1. ## differentiating arcsinx

hi, just have a few questions

use chain rule to find d/dx (1/arcsin(x^2))
i know d/dx (arcsinx)= 1/(1-x^2)^1/2

also for x in domain [-1,1] prove that arcsinx + arccosx = pi/2
for this i took the derivatives of the LHS whiched equaled zero but dont know where to go from here

thanks

2. Originally Posted by b0mb3rz
hi, just have a few questions

use chain rule to find d/dx (1/arcsin(x^2))
i know d/dx (arcsinx)= 1/(1-x^2)^1/2
Note that if $\displaystyle \frac{\,d}{\,dx}\left[\arcsin\!\left(u\right)\right]=\frac{1}{\sqrt{1-u^2}}\cdot\frac{\,du}{\,dx}$, then it follows that $\displaystyle \frac{\,d}{\,dx}\left[\frac{1}{\arcsin\!\left(u\right)}\right]=\sqrt{1-u^2}\cdot\frac{\,dx}{\,du}$

Can you try this problem now?

also for x in domain [-1,1] prove that arcsinx + arccosx = pi/2
for this i took the derivatives of the LHS whiched equaled zero but dont know where to go from here

thanks
If you differntiate both sides you get $\displaystyle \frac{1}{\sqrt{1-x^2}}-\frac{1}{\sqrt{1-x^2}}=0\implies 0=0$, which would confirm the identity.

Does this make sense?

3. You could really substitute $\displaystyle \frac{\pi}{2}$ with any constant and that differentiation would hold true. I'll try to think of a way to show this algebraically, but if you think about it geometrically, it has to equal $\displaystyle \frac{\pi}{2}$ since those two operations are going to give you two angles of a right triangle which will add up to 90 degrees, or $\displaystyle \frac{\pi}{2}$.
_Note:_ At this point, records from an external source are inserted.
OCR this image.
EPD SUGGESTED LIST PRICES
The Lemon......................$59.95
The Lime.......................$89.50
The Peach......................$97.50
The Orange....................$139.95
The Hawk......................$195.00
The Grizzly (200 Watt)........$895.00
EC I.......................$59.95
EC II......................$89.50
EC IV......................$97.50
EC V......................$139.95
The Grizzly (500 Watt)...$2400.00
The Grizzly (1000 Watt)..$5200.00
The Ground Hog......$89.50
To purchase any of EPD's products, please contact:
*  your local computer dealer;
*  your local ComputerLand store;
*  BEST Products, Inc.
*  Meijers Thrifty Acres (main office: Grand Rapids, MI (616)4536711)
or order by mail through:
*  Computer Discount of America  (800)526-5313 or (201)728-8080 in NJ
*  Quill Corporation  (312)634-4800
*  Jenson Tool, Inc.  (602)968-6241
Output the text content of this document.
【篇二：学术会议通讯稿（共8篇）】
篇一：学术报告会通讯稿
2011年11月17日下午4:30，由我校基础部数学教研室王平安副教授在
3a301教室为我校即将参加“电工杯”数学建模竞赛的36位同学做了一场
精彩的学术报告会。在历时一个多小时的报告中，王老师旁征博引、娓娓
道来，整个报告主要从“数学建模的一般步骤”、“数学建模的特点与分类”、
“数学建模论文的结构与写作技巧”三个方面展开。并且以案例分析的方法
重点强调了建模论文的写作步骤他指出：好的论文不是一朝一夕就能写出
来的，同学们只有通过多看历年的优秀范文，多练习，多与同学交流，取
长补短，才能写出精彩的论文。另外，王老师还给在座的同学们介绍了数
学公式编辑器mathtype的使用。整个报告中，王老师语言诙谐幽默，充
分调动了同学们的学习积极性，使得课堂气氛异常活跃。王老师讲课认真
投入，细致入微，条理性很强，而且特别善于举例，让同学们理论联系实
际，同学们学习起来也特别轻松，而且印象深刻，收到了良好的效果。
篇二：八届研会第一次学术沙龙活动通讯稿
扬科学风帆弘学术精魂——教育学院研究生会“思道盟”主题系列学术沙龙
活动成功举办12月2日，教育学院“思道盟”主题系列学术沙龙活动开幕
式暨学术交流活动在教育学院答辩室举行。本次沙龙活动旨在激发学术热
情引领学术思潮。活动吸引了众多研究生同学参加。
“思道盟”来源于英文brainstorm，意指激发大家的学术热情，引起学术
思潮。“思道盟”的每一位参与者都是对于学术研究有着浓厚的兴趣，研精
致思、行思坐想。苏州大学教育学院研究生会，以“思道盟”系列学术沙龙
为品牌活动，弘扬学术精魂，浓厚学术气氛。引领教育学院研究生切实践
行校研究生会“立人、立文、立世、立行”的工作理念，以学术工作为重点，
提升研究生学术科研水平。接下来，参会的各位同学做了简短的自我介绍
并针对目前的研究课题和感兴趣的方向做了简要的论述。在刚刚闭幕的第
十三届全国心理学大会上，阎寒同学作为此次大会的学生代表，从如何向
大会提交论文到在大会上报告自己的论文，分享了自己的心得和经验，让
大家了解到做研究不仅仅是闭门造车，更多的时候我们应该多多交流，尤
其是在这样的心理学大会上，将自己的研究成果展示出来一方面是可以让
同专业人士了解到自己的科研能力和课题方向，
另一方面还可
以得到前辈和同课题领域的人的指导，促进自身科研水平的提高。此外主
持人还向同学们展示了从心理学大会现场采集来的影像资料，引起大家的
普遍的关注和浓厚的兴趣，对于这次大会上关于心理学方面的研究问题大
4. thanks, im still a bit unsure about the first question

but for the second question that's what i got that it was equal to zero but i wasnt certain that was the answer

5. Originally Posted by b0mb3rz
thanks, im still a bit unsure about the first question
If $\displaystyle y=\frac{1}{\arcsin\!\left(x^2\right)}$, it follows that $\displaystyle y^{\prime}=\frac{1}{\frac{1}{\sqrt{1-\left(x^2\right)^2}}\cdot2x}=\boxed{\frac{\sqrt{1-x^4}}{2x}}$

Does this make sense?